For those who do not fall within the ambit of T.C.A. §§ 56-3201 3208, i.e. funeral directors and homes, and can issue such policies, in order to do so, they must comply with the terms of T.C.A. §§ 62-501 538.
Further, T.C.A. § 62-535 takes defendant outside the scope of T.C.A. §§ 62-528 535.62-535. Exclusions. Nothing in §§ 62-528 62-535 shall be construed to apply to any contract or security which under pre-existing laws is subject to regulation or registration by any division of the department of insurance of the state of Tennessee, nor shall it apply to any burial association where the certificate for burial benefits does not exceed one hundred dollars ($100).
Defendant, as a cemetery corporation organized and existing under the laws of the State of Tennessee is not entitled to claim the benefits of T.C.A. §§ 62-501 538, by the terms therein.
By its second assignment of error, defendant asserts that the Chancellor erred in placing the burden of proof on defendant and further that there is no material evidence to support the findings.
Defendant contends that proceedings for contempt resulting from the violation of an injunction are proceedings for criminal contempt. Therefore, the burden is upon complainant to establish guilt beyond a reasonable doubt.
It is defendant's position that the Chancellor placed the burden on defendant by rejecting the defense of the establishment of a trust account because defendant had not proved its existence. Further, defendant maintains that the Chancellor imposed upon it the burden of proving that the price charged for pre-need burial services and merchandise constitutes a promise of a discount in violation of T.C.A. § 56-3208.
The Chancellor's Memorandum of June 29, 1978, after a synopsis of defendant's position regarding T.C.A. §§ 62-527 535, states:However, there was no proof that the trust fund had been established and T.C.A. § 62-535 seems to exclude from these provisions any contract or security which under preexisting law is subject to regulation or registration by any division of the Department of Insurance of the State of Tennessee.
Pursuant to T.C.A. § 62-535, quoted supra, the Chancellor is correct in noting the inapplicability of T.C.A. §§ 62-528 535 to defendants. Therefore the issue of the burden of proof as to the establishment of a trust fund is moot.
Further, since the defendant is a "cemetery corporation" within the scope of the first paragraph of T.C.A. § 56-3208, the trial in this cause did not require any proof as to a promise of discount. The only proof required was that defendant was engaged in writing "any type of life insurance by whatever name called, upon the lives of citizens of this state, to enter into any contract with any citizens of this state, contracting *315 and agreeing to furnish merchandise or services upon the death of any person insured."
The record and exhibits thereto establish that defendant was engaged in just such transactions. The contract, being in evidence, mandates that conclusion.
Defendant's final contention is that the Chancellor erred in holding it in contempt of court because he found defendant had not willfully violated the injunction.
In the Court's Memorandum, the Chancellor states:The Court concludes, therefore, that the respondents are in contempt of Court for violating the previous orders of the Court.

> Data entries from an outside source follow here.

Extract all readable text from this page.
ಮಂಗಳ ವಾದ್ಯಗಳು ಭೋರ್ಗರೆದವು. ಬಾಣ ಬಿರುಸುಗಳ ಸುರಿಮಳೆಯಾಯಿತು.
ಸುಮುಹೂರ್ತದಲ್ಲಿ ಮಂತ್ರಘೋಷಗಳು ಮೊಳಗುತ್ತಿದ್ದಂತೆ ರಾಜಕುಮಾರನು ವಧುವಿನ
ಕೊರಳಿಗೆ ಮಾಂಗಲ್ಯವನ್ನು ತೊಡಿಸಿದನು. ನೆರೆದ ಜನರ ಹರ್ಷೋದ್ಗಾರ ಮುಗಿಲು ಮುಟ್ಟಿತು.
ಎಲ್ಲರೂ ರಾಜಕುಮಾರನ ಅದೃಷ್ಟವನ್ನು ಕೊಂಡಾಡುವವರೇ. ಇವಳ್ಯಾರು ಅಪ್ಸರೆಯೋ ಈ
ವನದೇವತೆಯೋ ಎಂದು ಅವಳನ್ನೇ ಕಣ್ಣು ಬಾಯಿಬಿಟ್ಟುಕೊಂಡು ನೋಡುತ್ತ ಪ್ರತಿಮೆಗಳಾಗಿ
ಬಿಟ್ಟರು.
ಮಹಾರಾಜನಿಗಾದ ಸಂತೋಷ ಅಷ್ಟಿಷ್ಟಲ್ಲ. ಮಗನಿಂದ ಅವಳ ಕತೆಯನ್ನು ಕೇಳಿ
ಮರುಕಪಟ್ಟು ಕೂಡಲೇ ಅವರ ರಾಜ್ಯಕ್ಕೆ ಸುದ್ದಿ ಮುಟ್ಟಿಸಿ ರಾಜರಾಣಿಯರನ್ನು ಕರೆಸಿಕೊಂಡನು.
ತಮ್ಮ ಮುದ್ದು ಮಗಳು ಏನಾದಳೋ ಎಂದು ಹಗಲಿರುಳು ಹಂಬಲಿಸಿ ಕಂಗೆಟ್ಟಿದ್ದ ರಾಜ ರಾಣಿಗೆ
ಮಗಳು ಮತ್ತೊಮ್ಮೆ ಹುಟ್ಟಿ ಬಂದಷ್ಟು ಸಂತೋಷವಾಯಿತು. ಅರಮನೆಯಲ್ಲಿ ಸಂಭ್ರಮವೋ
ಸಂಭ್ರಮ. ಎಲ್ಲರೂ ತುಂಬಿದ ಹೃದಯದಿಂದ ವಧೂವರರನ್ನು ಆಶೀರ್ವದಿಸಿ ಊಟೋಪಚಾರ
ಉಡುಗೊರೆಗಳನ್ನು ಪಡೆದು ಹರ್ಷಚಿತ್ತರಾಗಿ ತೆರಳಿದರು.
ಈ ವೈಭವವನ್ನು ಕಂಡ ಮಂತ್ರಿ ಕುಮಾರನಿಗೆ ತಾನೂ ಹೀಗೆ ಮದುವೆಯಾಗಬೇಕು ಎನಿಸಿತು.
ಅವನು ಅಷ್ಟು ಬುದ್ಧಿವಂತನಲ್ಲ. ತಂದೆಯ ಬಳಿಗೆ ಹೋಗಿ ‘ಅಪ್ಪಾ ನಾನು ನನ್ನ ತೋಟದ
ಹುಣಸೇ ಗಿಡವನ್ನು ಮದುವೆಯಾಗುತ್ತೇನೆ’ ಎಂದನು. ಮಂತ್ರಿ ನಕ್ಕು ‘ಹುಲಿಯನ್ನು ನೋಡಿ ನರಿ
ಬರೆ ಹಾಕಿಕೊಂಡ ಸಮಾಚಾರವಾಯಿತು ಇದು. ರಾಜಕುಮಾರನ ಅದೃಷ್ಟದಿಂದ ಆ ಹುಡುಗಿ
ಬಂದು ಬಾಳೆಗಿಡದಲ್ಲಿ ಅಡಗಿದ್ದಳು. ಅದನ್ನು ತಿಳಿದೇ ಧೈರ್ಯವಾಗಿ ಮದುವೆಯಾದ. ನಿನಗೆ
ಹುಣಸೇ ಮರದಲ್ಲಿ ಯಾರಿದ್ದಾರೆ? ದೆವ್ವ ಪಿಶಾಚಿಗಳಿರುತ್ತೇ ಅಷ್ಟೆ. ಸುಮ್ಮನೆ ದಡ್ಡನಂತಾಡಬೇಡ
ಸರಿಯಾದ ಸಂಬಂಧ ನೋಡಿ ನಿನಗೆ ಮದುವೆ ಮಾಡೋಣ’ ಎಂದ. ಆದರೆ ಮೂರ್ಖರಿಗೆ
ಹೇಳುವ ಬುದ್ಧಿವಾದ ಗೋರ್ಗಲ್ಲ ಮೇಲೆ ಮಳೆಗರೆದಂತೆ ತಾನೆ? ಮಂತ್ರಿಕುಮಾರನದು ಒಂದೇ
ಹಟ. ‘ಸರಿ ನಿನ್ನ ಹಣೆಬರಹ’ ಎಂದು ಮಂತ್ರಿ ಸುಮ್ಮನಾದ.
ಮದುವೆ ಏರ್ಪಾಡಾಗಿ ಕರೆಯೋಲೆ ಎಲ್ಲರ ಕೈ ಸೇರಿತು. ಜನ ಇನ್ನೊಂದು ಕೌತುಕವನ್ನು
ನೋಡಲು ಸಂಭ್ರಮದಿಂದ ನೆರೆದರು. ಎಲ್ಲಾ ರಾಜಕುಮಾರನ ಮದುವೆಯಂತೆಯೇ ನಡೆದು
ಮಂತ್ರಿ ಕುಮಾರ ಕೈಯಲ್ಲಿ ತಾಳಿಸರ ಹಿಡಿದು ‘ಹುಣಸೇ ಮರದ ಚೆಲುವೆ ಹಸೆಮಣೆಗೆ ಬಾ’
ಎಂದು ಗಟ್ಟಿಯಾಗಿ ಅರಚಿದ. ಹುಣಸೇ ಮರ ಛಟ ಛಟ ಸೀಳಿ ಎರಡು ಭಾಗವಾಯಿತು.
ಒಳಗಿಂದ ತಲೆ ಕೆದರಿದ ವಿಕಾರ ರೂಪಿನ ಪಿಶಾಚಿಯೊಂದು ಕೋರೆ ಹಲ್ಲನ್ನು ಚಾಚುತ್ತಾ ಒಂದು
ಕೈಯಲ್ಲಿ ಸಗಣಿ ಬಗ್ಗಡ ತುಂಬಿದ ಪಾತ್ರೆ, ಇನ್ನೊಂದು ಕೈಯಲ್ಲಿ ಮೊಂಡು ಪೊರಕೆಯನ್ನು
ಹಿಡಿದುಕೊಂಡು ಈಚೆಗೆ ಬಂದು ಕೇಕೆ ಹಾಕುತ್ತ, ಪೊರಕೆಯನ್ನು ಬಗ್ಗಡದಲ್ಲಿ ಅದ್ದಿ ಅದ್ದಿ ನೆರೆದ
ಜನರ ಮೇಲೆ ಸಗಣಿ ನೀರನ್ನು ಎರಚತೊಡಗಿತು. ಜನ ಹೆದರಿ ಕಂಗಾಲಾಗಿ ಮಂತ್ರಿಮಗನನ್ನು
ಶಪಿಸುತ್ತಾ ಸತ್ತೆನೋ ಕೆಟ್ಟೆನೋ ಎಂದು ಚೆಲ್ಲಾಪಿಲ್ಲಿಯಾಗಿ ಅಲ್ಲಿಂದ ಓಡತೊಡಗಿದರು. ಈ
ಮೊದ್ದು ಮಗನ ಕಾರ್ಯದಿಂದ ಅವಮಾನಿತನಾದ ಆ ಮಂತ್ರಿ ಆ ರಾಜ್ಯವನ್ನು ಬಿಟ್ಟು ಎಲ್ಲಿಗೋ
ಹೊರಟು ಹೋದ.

The Court did not impose punishment because the defendant had been relying in good faith upon the advice of counsel who had redrafted the agreement.
Defendant was held in contempt for violating an order of the Court. Although the distinction is sometimes very hazy, there is a distinction between a criminal and a civil contempt. The defendant's actions at bar constitute a criminal contempt which is one directed against the dignity and authority of the court. See O'Brien v. State ex rel. Bibb, 26 Tenn. App. 270, 170 S.W.2d 931 (1942). A civil contempt is one where a person refuses or fails to comply with an order of the court and punishment is meted out for the benefit of a party litigant. See Shiflet v. State, 217 Tenn. 690, 400 S.W.2d 542 (1966). In neither a civil nor criminal contempt case is the defense of acting under the advice of counsel sufficient to prevent a finding that defendant is guilty of contempt. Rather, acting in good faith upon the advice of counsel is a mitigating factor considered in determining the appropriate punishment. See Robinson v. Air Draulics Engineering Co., 214 Tenn. 30, 377 S.W.2d 908 (1964); Blair v. Nelson, 67 Tenn. (8 Baxter) 1 (1874); Churchwell v. Callins, 36 Tenn. App. 119, 252 S.W.2d 131 (1952).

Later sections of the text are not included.